A Jaime Rebelo (Setúbal, 1900-1975), o personagem celebrado por Jaime Cortesão no poema “Romance do Homem da Boca Fechada” e figura emblemática da resistência anarquista, dedica a obra um detalhado capítulo. Porventura na representação de uma estirpe de lutadores antifascistas que encontra nos marítimos de Setúbal um dos seus grupos mais activos à época.

***

Uma cronologia procura transmitir o ambiente da Cidade nos primeiros anos da Ditadura, registando não só o que de mais relevante ocorre, como dando nota de pequenos detalhes significativos nos mais diversos domínios. E apresentando, como documentação complementar, abundantes citações de artigos de imprensa da época, nomeadamente do jornal “O Setubalense” e “A Indústria” (publicação ligada aos sectores patronais), bem como de outras fontes primárias.

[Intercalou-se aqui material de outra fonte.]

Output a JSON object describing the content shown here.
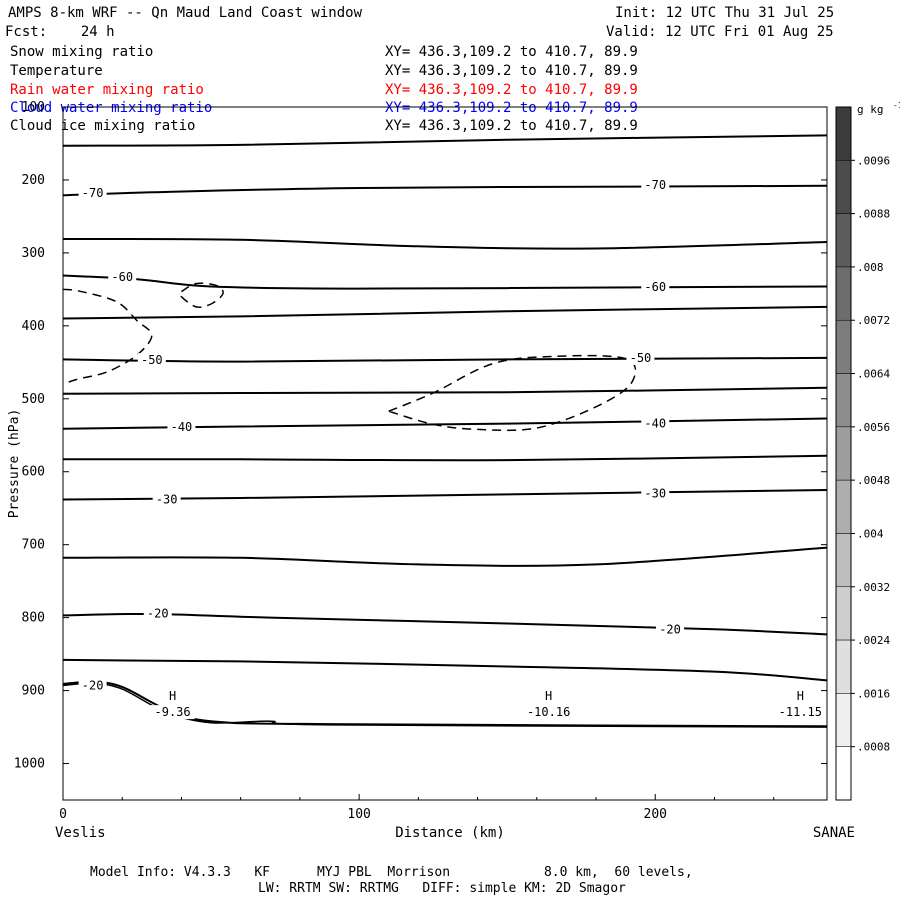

A obra é ainda abundantemente servida de imagens de elevado valor documental – edifícios públicos, obras, aspetos urbanos, estabelecimentos industriais e comerciais, figuras públicas, eventos e acontecimentos políticos, culturais e sociais, publicidade comercial. Com significativo e incontornável recurso a imagens do arquivo municipal Américo Ribeiro – o fotógrafo a quem se deve o mais importante registo conservado de imagens sobre Setúbal da primeira metade do século XX.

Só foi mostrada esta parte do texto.